La mia visione non si sfoca immediatamente. La mente inquadra tutto con lentezza estrema, offrendo inizialmente ai miei occhi la sola immagine di una tinta unita blu, senza contorni.
Tra le sensazioni, arriva prima quel fastidio. Una sorta di formicolio, che dopo qualche secondo capisco disporsi in una sorta di linea. Anzi, è più una croce. Parte dai polsi, e sulle braccia ha un sapore più intenso. All'altezza delle clavicole, tutto si attenua, anche se continuo a percepire una specie di lieve vibrazione che attraversa tutto il busto formando appunto una croce. Soltanto un punto sulla pancia prova lo stesso fastidio, e più forte di quanto lo sia sulle braccia.
Tutta la sua intensità ricompare però a partire dalla coscia: da lì tutta la gamba sente lo stesso del braccio, e tutto si ferma alle caviglie. La cosa è speculare, come se sulla pancia avessi uno specchio che cattura il dolore delle braccia e lo riflette sulle gambe.
Sotto, il mio tatto, evidentemente ancora attutito dallo stato in cui sono e dal tessuto della camicia, percepisce una superficie ruvida e rocciosa.
Tento di muovermi alzando un braccio, ma non accade nulla: la mia pelle è come bloccata.
Con quell'attimo di panico, la vista si rischiara, e posso guardarmi intorno.
La prima cosa che noto è un'abbagliante luce azzurra, che sembra venirmi da sotto gli occhi. Con la mente ancora un po' confusa ed intorpidita dal fastidio aguzzo la vista, trovando al centro del mio sguardo un quadrato scuro. Un quadrato perfetto. Anche se la luce azzurra misteriosa offusca l'aria, capisco che quello è cielo, di un colore notturno. Nonostante questo, non scorgo alcuna stella. Sposto un pochino la testa perché il mio sguardo cambi obiettivo, vedendo invece una parete strana. Ricorda molto Minecraft. Ci sono quattro muri: ognuno è della stessa sfumatura azzurra ed hanno un motivo a griglie, fatte da linee di un grigio molto sottile. Tutte si gettano verso il basso con una linearità e precisione geometrica.
Solo guardando bene capisco di essere in fondo ad un pozzo quadrato.
Mentre realizzo tutto questo, il fastidio generale che dominava sui miei arti comincia a trasformarsi in dolore.
Non è un dolore acuto, insopportabile ed improvviso. È quel dolore lento e basso, che però conquista ogni singola cellula. Le fa soffrire, le tortura, promettendo non solo un disagio, ma uno stato in cui la mente viene accecata, lasciandoti a macerare in quelle fiamme interne ostinate a non estinguersi.

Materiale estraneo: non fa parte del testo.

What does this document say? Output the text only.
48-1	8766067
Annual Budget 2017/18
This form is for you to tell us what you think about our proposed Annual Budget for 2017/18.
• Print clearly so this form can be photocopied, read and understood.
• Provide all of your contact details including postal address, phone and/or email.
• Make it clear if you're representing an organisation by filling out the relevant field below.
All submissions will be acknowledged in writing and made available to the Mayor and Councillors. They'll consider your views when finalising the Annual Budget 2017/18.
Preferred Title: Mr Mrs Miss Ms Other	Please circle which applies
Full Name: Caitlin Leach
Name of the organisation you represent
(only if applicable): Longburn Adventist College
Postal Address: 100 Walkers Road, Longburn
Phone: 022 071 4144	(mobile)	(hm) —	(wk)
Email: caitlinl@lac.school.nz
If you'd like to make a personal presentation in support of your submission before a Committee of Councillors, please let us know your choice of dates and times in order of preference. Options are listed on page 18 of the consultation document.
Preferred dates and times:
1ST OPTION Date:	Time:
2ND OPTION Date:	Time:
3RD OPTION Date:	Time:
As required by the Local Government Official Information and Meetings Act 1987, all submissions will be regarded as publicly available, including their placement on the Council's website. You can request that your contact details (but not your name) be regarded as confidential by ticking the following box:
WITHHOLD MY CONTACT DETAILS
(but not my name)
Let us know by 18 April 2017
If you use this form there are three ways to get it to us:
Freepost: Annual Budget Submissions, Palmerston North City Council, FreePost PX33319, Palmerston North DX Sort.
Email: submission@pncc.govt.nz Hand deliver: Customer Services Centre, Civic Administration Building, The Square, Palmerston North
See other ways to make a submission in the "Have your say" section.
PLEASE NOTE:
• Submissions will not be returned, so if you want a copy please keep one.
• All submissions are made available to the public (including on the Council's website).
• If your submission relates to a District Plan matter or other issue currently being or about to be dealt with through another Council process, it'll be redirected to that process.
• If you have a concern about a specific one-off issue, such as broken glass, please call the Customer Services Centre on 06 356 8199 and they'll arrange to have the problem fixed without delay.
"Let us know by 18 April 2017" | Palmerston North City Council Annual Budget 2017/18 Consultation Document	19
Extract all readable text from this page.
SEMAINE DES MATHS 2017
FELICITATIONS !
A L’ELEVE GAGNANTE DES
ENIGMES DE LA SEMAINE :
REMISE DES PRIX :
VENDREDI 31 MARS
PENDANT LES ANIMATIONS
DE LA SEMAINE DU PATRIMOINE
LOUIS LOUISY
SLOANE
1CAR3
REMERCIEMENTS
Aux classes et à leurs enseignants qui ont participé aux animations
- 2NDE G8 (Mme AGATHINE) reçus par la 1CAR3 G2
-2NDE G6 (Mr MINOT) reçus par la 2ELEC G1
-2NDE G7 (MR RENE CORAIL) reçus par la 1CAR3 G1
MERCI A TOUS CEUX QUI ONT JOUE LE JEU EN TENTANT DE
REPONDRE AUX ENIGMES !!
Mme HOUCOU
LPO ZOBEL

Volgo la testa verso sinistra, scrutando il mio braccio. Ridotto in condizioni da orrore.
Il palmo della mano è rivolto verso l'alto. Ma il polso è incatenato, da uno stretto anello di ferro nero. Sembra fissato direttamente alla superficie su cui sono sdraiata, cioè la stessa dei muri, anche se intravedo qualche scabrosità che appunto sui muri non c'era.
Provo a muovere le gambe. Dato che avverto una resistenza anche contro quelle, presumo siano nella stessa condizione.
Il resto del mio braccio, invece, è tagliato esattamente al centro. Parecchio sangue viene effuso, tanto che riveste l'intera semicirconferenza dell'arto. Una parte già è colata verso terra e minaccia di venirmi a macchiare i capelli.
Il dolore comincia a diffondersi ed insediarsi, mentre il mio cuore non sa se indebolirsi per la rassegnazione od accelerare per la paura. Diventa una sensazione statica e stabile, di malessere. Anzi, malessere è un termine troppo medico: è sofferenza. Ogni mio membro chiama, implora che tutto smetta con grida deboli. Deboli come il dolore, che però nella sua debolezza riesce a distruggermi lentamente.
Non riesco a trovare subito la forza per alzare la testa e vedere meglio.
Quando ci riesco, vedo con la visione periferica le due fascette nere, gli anelli, attorno alle gambe.
Poi, di fronte a me, vedo la sorgente della luce azzurra. Non appena lo elaboro, lo shock congiunto al dolore mi provoca quasi uno svenimento. Non ci riesco, ma riesce a farmi abbassare la testa riportandomi a quella posizione di quiete dolorosa. In cui resto fissa, impotente.
Era un ago, un bastone azzurro, di vetro. Piantato dritto nella mia pancia.